Hello!
Hope you’ve all been well. I am coming out of the busiest two months of my professional career thus far and while it feels good, I’ve missed you dearly. My Google Drive is bursting with drafts and my Notes App filled with sentence fragments about sunscreen and acne.
I also have some very exciting news to share about one of my all-time favorite brands, Sachi Skin. I talk about Sachi Skin constantly, but in case you’re new here: based out of Singapore and the UK, Sachi blends Ayurvedic medicine with advanced ingredient technology to make powerhouse products with diverse skin states and tones in mind. Their Pro-Resilience Serum does exactly what it sounds like (makes your skin stronger, healthier and more resilient) and can be used under LED. Their Triphala Pigmentation Corrector is, in my opinion, the best pigment product on the market and helps with everything from post-acne red marks to melasma, without acids, retinoids or hydroquinone. My favorite exfoliant of all-time, ever, period, is their Complexion Clarifying Accelerator. Finally, their Ursolic Acid & Retinal Overnight Reform is the only retinoid I’ve considered swapping out my Tretinoin for. Am I piquing your interest? Great! Because as of last week, the studio where I work, Ställe Studios in NYC, is the only retailer of Sachi Skin in the United States!!!!!!! I’ve been working on this for months and I am simply so excited to make it easier for people to access the brand. We ship nationwide and for just two weeks, you can use HOTLINESACHI15 for 15% off your order.

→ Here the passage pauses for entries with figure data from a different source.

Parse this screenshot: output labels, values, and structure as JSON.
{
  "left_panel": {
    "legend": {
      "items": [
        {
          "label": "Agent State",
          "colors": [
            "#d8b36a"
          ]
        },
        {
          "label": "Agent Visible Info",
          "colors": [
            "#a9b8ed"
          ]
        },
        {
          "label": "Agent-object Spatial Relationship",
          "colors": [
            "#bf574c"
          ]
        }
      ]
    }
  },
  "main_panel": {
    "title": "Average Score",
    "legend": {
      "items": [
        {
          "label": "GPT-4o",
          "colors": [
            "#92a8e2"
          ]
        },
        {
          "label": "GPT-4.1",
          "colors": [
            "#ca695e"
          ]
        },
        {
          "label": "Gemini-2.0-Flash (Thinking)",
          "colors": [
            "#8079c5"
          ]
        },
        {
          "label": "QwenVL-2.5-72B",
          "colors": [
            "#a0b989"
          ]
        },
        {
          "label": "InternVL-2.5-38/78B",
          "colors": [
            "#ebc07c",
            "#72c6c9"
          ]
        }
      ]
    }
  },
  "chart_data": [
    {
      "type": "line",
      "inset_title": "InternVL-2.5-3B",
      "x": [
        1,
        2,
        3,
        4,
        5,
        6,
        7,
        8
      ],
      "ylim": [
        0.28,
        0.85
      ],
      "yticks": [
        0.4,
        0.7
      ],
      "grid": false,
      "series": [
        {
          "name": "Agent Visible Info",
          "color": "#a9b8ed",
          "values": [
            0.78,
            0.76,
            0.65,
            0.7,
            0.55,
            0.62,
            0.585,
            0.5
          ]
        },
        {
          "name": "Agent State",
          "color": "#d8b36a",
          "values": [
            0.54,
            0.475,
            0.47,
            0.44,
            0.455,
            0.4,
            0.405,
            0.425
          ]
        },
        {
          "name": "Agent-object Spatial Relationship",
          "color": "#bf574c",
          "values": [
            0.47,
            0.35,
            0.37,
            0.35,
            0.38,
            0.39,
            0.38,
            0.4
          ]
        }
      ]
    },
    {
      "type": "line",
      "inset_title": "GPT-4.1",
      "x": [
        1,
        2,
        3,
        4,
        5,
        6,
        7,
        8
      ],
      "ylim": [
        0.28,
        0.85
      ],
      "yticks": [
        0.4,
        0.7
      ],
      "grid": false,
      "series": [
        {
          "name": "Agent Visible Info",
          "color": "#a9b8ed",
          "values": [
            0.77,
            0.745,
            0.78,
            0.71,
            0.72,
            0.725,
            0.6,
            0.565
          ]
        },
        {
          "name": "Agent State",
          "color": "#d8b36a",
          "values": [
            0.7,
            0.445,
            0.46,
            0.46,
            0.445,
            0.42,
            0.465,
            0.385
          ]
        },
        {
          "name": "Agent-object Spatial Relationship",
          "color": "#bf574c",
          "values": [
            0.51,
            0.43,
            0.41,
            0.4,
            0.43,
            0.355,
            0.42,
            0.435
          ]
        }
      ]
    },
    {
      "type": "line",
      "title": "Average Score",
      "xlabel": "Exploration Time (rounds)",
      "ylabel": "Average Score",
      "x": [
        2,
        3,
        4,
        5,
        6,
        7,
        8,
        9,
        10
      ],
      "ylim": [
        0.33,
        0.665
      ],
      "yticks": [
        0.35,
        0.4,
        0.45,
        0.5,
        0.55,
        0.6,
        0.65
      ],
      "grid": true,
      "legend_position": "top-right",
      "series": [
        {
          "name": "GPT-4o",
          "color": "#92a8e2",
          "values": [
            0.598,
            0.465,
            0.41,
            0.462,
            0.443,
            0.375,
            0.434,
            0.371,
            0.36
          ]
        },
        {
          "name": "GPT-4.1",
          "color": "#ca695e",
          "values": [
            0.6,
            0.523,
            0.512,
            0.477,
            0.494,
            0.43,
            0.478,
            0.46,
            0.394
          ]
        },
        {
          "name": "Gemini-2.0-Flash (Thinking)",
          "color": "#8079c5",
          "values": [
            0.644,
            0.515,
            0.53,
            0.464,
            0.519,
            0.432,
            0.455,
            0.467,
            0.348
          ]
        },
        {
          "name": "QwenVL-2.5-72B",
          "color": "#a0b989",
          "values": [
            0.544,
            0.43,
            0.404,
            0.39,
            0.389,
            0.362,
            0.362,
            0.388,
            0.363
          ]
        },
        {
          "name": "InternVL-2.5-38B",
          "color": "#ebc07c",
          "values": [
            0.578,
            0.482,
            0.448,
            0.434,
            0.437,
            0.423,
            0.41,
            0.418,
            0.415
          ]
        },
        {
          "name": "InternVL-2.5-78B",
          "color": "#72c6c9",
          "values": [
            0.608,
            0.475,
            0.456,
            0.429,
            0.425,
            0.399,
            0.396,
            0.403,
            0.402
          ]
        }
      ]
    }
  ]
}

I’ve been told to apply hyaluronic acid to damp skin to help it absorb better because the skin is like a sponge. But recently I’ve seen people on social media say that the skin is not like a sponge and that is a myth. What’s true? How am I supposed to apply these products?
This is a great question! No, the skin is not like a sponge, but there are characteristics of sponges that can help us understand certain things in the skin.
Everyone knows what a sponge is and can visualize how to use one. A dry sponge doesn’t do much, but once it absorbs water and dampens, it’s more malleable and pliable. It’s able to hold onto things (water, dish soap, food particles) and do its thing as a sponge. Also think of a damp vs. dry beauty blender.
The skin is not like a sponge because we are not made of sponge and the very purpose of our skin is to be a barrier. It’s meant to keep the good stuff in and the bad stuff out. If it was that easy for say, water, to pass through our skin, as it does in a sponge, we’d drown in the shower and every time it rains. If the skin were a sponge, we wouldn’t have evolved very far. However, damp skin does exhibit some behavior that dry skin does not and a sponge is a helpful analogy to demonstrate this. It is not the same thing as saying the skin is a sponge.
Remember that the skin barrier is composed of many layers of dead skin cells and lipids. This is where the majority of your skincare products are working. In deeper layers you’ll find blood vessels, collagen, elastin and fat. These layers have different requirements to allow things to pass. Among other things, the molecule needs to be the right size (small) and solubility – some molecules are water soluble, whereas others are oil soluble, and we know those two don’t mix! Unlike wetting a sponge, applying something on your skin does not mean it just gets to pass through all the little holes. We also don’t always want it to because…skincare is for the skin!
When skin is damp, it increases the permeability by thinning the lipids holding our barrier together. This means that things that should be able to go a little deeper are able to more easily (if they are properly formulated, of course). This is good because hydration doesn’t just sit on the surface, but permeability is not the same as absorption. A little deeper doesn’t mean all the way to the bloodstream.
Like you said, you’ve been told to apply hyaluronic acid on damp skin to help it absorb. Hyaluronic acid is a humectant – a type of ingredient that attracts and retains water. Humectants sitting on the surface can’t do much for us, so applying them on damp skin makes it easier for them to travel a bit deeper. The opposite is true for active ingredients, like retinoids and acids, which you want to apply on dry skin since increased permeability can make them more irritating.
The reason you’ve been hearing people say the “skin is a sponge” is a bad analogy is because it easily lends itself to misinformation about product absorption, particularly into the bloodstream. This is a big idea pushed by the clean beauty industry and often follows the common myth that your skin absorbs 60% of what you apply. There will be no fear mongering about ingredients here! It’s hard enough for molecules to get past the surface of the skin, let alone all the way to the bloodstream. There are, of course, ways to make it so ingredients can travel further, but that’s thanks to advanced formulations, not a function of the skin.
To sum it up: if the sponge analogy helps you to understand this very specific property of skin, then great! But don’t take it literally. Your skin is a barrier and if you’ve made it this far, it’s doing a pretty dang good job.